Discretion being the better part of valor, we made our exit and headed south. A quick stop at my house to drop off Tootsie, who was not coming with us, and we were on our way. We took Toots's car because it had less squalor in it than mine. Not for long! Driving down the road, Jos did me the "favor" of re-closing my soda bottle and proceeded to spill it all over the car. It was one of those weird new Mountain Dew flavors, the blue one, and it smelled (and tasted) like "a melted popsicle" (VJ). After some frenzied clean-up she was paranoid that Toots would say something about the sticky and the smelly, but she did neither. But it provided us with a lot of laughs on the way down.

Something that provided less laughter was Josie's curious habit of yelling "Punch-Buggy" and whacking me one good in the arm whenever she saw a Volkswagen Beetle. I'll tell you what: you gain an appreciation for how many VW bugs there are in the world when you get punched in the arm every time one rolls the fuck by.

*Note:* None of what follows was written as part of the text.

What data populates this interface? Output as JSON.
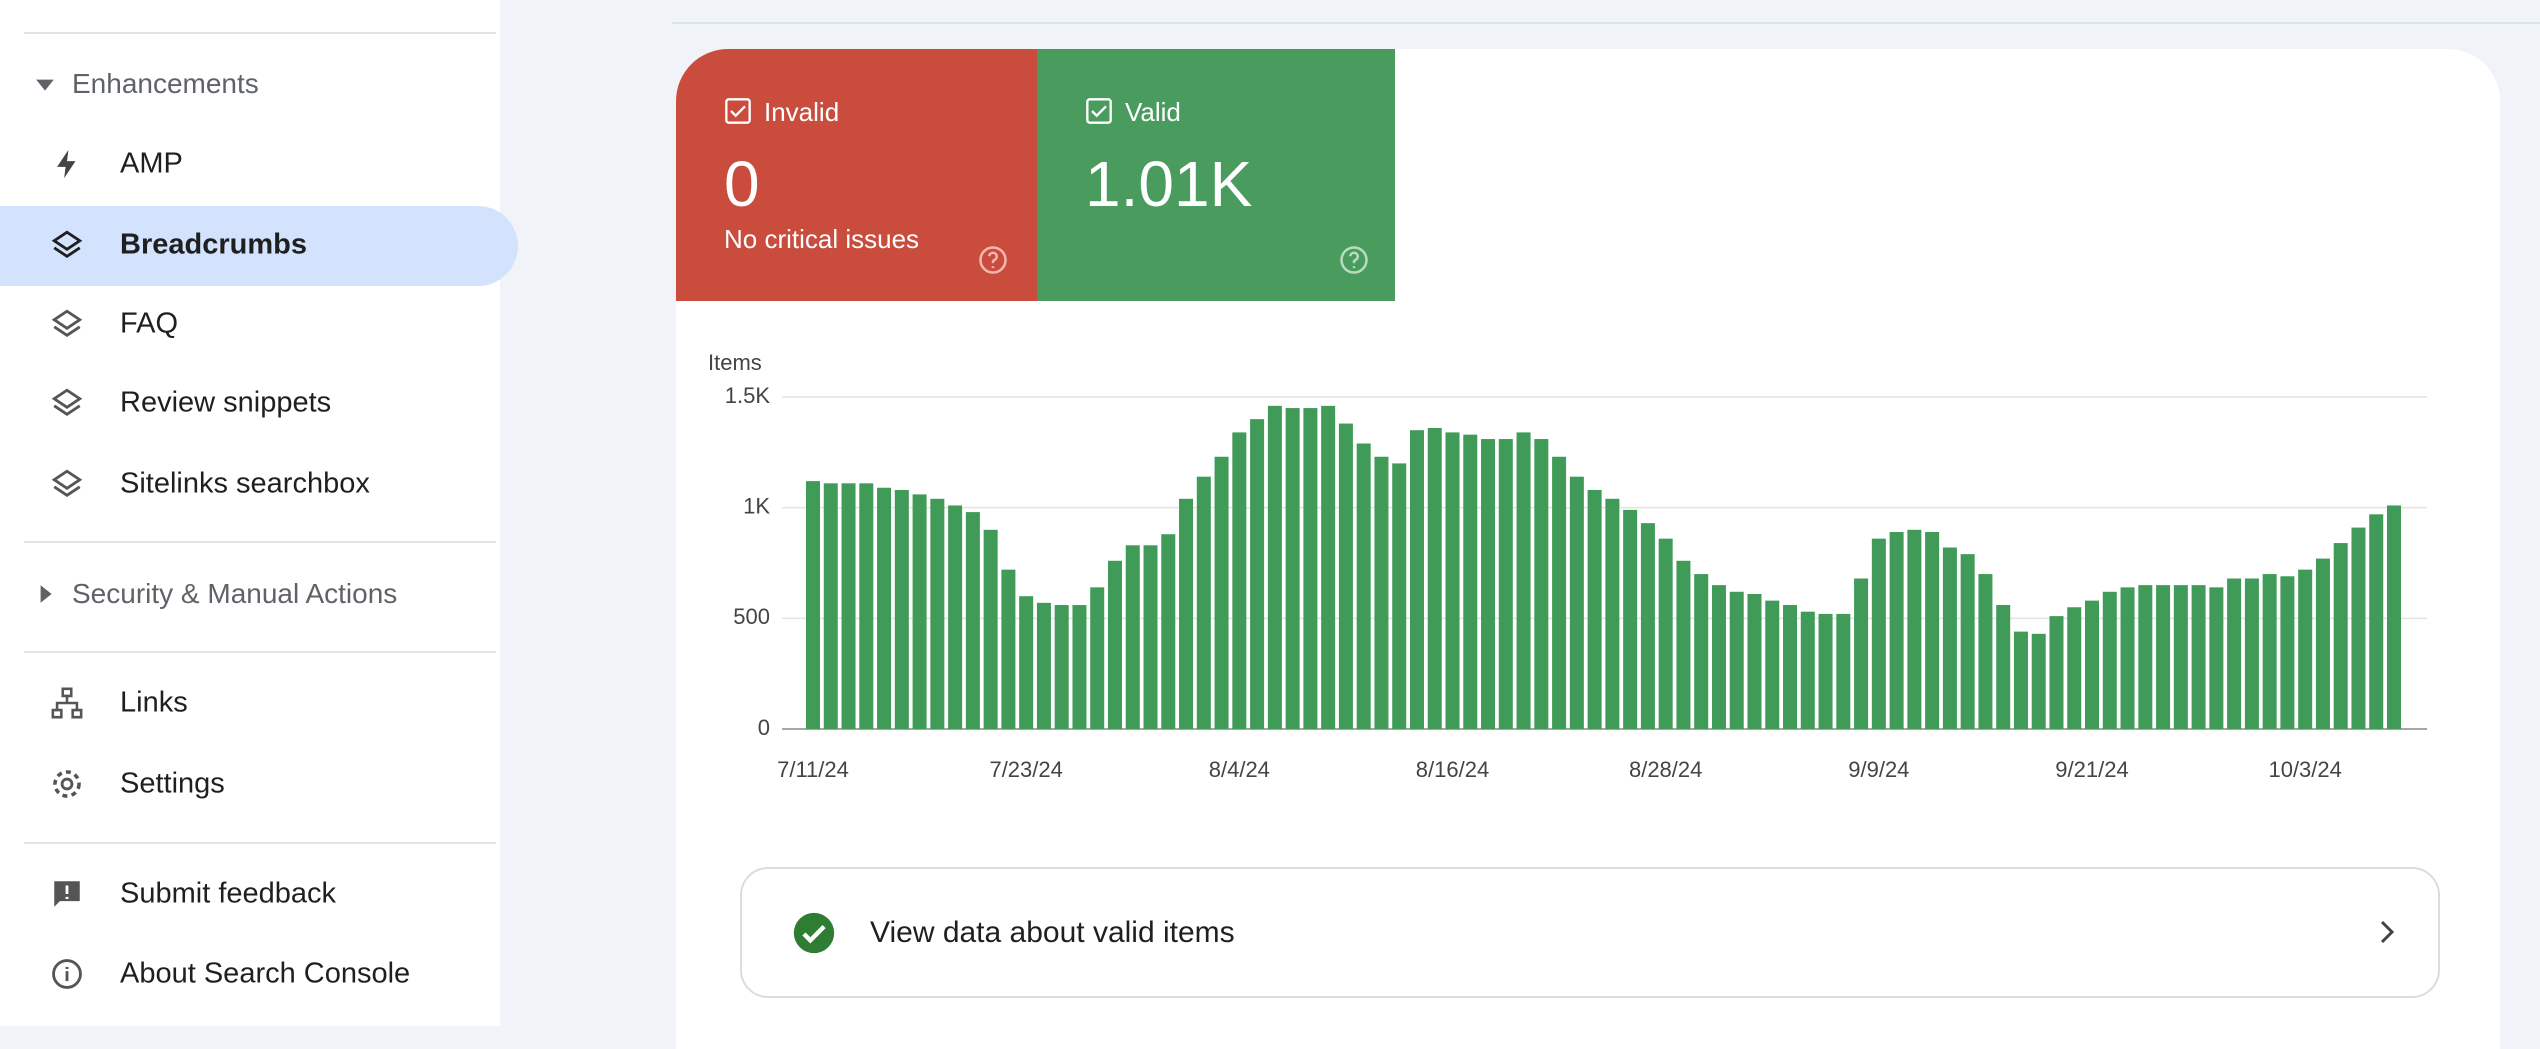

Anyway, despite some mild bruising we made it to Foxwoods more or less without incident. We had to be there in time for an 8:00 "turbo" tournament that we especially wanted to play. A non-present employee at the make-a-card station made it a close thing but we were there with a few minutes to spare, she at one table and I at another, and started playing.

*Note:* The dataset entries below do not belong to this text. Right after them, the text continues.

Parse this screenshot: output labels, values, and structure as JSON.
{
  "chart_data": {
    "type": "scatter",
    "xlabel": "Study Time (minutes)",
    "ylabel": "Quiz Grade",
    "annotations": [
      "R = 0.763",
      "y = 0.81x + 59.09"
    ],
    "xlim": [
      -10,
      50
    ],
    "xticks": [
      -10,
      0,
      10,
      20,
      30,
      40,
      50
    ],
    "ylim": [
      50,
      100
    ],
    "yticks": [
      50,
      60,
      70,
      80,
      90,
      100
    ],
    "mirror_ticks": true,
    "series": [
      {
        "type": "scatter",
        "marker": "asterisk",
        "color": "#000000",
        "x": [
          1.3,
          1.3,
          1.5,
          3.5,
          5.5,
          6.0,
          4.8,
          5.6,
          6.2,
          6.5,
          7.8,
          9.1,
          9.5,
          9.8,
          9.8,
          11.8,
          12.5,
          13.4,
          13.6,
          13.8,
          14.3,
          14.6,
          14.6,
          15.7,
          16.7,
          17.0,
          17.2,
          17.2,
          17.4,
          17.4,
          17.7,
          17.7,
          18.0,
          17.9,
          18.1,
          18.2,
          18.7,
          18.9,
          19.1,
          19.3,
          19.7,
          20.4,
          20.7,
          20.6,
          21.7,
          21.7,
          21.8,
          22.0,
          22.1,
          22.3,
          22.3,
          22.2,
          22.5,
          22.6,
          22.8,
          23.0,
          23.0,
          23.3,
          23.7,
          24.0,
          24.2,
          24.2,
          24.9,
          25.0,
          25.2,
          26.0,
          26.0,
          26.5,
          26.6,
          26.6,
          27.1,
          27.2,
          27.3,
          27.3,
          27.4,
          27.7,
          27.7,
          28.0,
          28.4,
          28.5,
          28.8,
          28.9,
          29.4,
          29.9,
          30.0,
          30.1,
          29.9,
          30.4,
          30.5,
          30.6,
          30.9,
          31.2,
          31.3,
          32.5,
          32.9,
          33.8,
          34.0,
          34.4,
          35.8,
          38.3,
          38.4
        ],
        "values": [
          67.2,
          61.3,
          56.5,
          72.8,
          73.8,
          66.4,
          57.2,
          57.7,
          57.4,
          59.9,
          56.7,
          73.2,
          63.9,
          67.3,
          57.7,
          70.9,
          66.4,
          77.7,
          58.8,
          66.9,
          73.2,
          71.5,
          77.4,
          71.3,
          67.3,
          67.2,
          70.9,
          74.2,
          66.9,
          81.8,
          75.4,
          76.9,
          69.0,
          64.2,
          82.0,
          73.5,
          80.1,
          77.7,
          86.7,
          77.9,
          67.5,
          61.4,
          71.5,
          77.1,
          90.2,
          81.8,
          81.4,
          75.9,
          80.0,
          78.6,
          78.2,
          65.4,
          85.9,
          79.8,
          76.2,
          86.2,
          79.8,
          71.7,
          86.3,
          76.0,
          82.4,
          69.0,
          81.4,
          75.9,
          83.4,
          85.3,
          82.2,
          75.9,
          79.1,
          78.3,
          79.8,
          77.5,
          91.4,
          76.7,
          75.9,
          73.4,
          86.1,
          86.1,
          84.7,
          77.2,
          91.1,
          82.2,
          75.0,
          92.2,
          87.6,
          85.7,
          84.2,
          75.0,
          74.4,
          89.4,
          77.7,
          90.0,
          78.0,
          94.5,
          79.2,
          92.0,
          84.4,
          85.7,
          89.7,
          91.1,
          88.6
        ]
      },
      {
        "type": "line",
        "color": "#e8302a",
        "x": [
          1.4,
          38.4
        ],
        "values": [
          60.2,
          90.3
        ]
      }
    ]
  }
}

I'll let Josie tell you what happened with her, but she was out before me. As for me, I have to say, I played fucking awesome. The combination of solid, conservative play, coupled with the fact that both times when I looked down to find AA, someone shoved in front of me, chipped me up right proper and it carried me to the final table.

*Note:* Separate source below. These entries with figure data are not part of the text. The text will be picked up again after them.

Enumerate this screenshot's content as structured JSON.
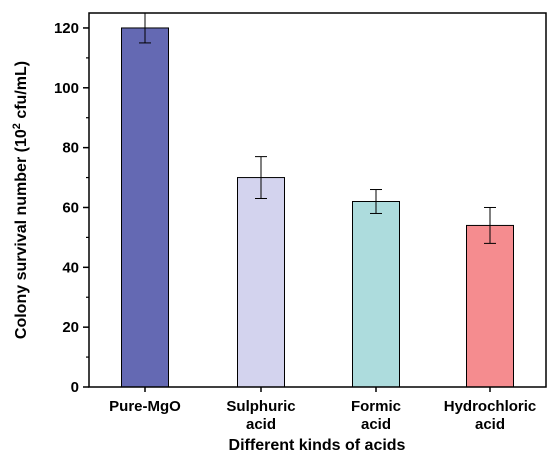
{
  "chart_data": {
    "type": "bar",
    "title": "",
    "xlabel": "Different kinds of  acids",
    "ylabel": "Colony survival number (10² cfu/mL)",
    "ylabel_parts": {
      "pre": "Colony survival number (10",
      "sup": "2",
      "post": " cfu/mL)"
    },
    "ylim": [
      0,
      125
    ],
    "yticks": [
      0,
      20,
      40,
      60,
      80,
      100,
      120
    ],
    "categories": [
      {
        "lines": [
          "Pure-MgO"
        ],
        "value": 120,
        "error": 5,
        "color": "#6469b3"
      },
      {
        "lines": [
          "Sulphuric",
          "acid"
        ],
        "value": 70,
        "error": 7,
        "color": "#d3d3ee"
      },
      {
        "lines": [
          "Formic",
          "acid"
        ],
        "value": 62,
        "error": 4,
        "color": "#addcdd"
      },
      {
        "lines": [
          "Hydrochloric",
          "acid"
        ],
        "value": 54,
        "error": 6,
        "color": "#f58c8f"
      }
    ],
    "grid": false,
    "legend": "none"
  }
}
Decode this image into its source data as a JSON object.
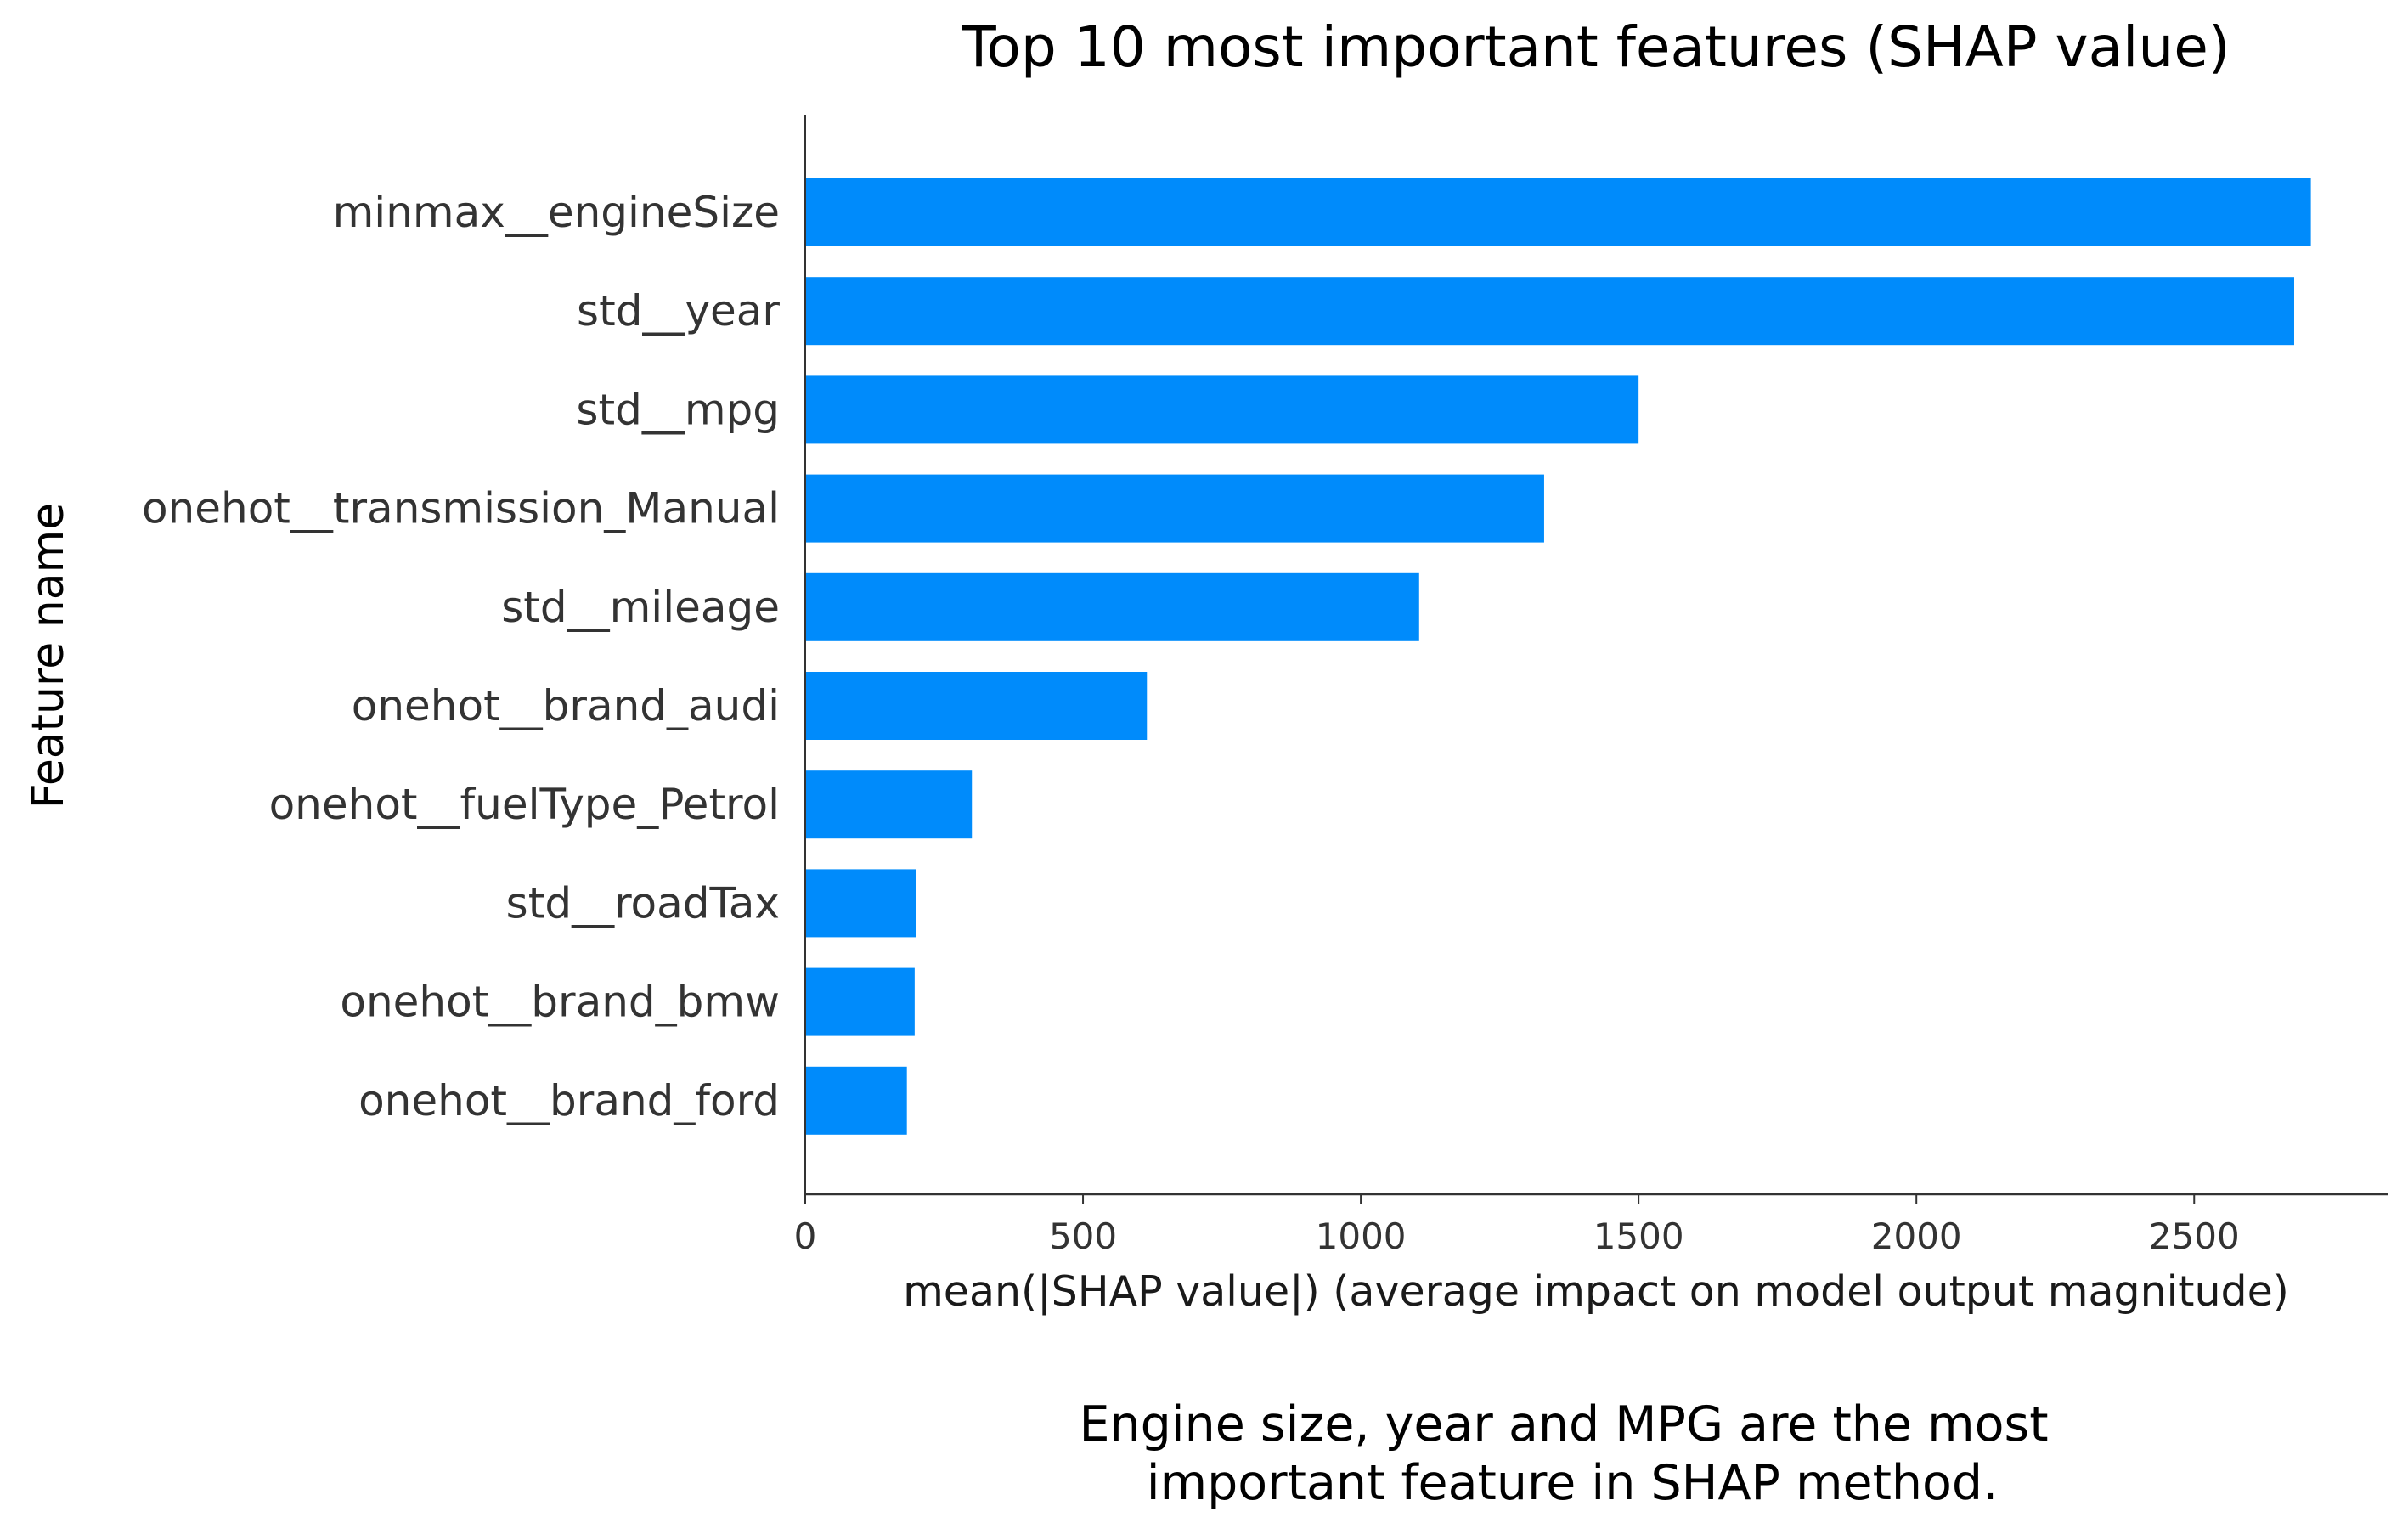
{
  "chart_data": {
    "type": "bar",
    "orientation": "horizontal",
    "title": "Top 10 most important features (SHAP value)",
    "xlabel": "mean(|SHAP value|) (average impact on model output magnitude)",
    "ylabel": "Feature name",
    "categories": [
      "minmax__engineSize",
      "std__year",
      "std__mpg",
      "onehot__transmission_Manual",
      "std__mileage",
      "onehot__brand_audi",
      "onehot__fuelType_Petrol",
      "std__roadTax",
      "onehot__brand_bmw",
      "onehot__brand_ford"
    ],
    "values": [
      2710,
      2680,
      1500,
      1330,
      1105,
      615,
      300,
      200,
      197,
      183
    ],
    "xlim": [
      0,
      2850
    ],
    "xticks": [
      0,
      500,
      1000,
      1500,
      2000,
      2500
    ],
    "xtick_labels": [
      "0",
      "500",
      "1000",
      "1500",
      "2000",
      "2500"
    ],
    "grid": false,
    "bar_color": "#008bfb"
  },
  "caption": {
    "line1": "Engine size, year and MPG are the most",
    "line2": "important feature in SHAP method."
  }
}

The normal payout was 6 people. When it got down to 8 we all decided to split it 8 ways and everybody quite reasonably walked away with 3rd place money, some 400 bucks. No, wait: that DIDN'T happen because one fucking asshat in seat 7 decides that he doesn't want to chop. No amount of cajoling would change his mind. So on we played.

And the blinds went up.

And the blinds went up again.

And the antes were huge and before I knew it I found myself with less than 4 big blinds and a lot of deep frigging stacks around me. It was time to gamble. Fortunately (or otherwise) the next hand out of the chute was 77. I shoved, got called with AJ to my right (so I sweated out the whole table folding to me until this guy calls), gets his ace, and that was the story of me. Le bulle. Die lufltblase. La bolla. The fucking god damned bubble. I'm still so mad I could spit.

Part 2 tomorrow. It's 2AM and Sue Jacobs' little boy is out of steam.

Until next time, please remember that if you see a convertible Beetle, you have to say "punch buggy rag-top-style" and slap someone three times in addition to the punch.

Monday, May 2, 2011

I'm talking to YOU, Habs fans...

Before I begin I want it to be known that this is NOT a confrontational post, nor is it sore winning or gloating over the rotting, flyblown corpses of the vanquished as the victors drink wine and dance. I have some actual questions and I can't get any straight answers from people in my circle, for reasons which will soon be obvious.

My question regards the Montreal Canadiens and their style of play. The impression that Bruins fans and media have regarding les bleu blanc rouge's style of play is that they are fast, nimble, agile skaters who avoid physical confrontation at all costs, and who dive and stay down to earn a penalty.

It is this last trait that my question comes from, and it's a simple one: do you agree? if you look into your soul, strip away all pretense and rooting interest, choose to remove self-applied blinders, do you see that? Do you see the diving and (to use an unkind term) dishonorable play that the rest of us see?

Or do you honestly see things otherwise? And can you back that up with facts? I'm happy to hear them with an open mind. And look, if the argument is compelling enough, I will allow myself to be convinced - although to be honest, I just don't see it happening.

And for you Francophonic Québecois: Je voudrais vous demander une question: Les tricouleur, sont-ils vraiment des plongeurs et lâches entièrement sans honneur?

Alors, jusqu'au prochain fois, rappelez-vous les Boston Bruins!!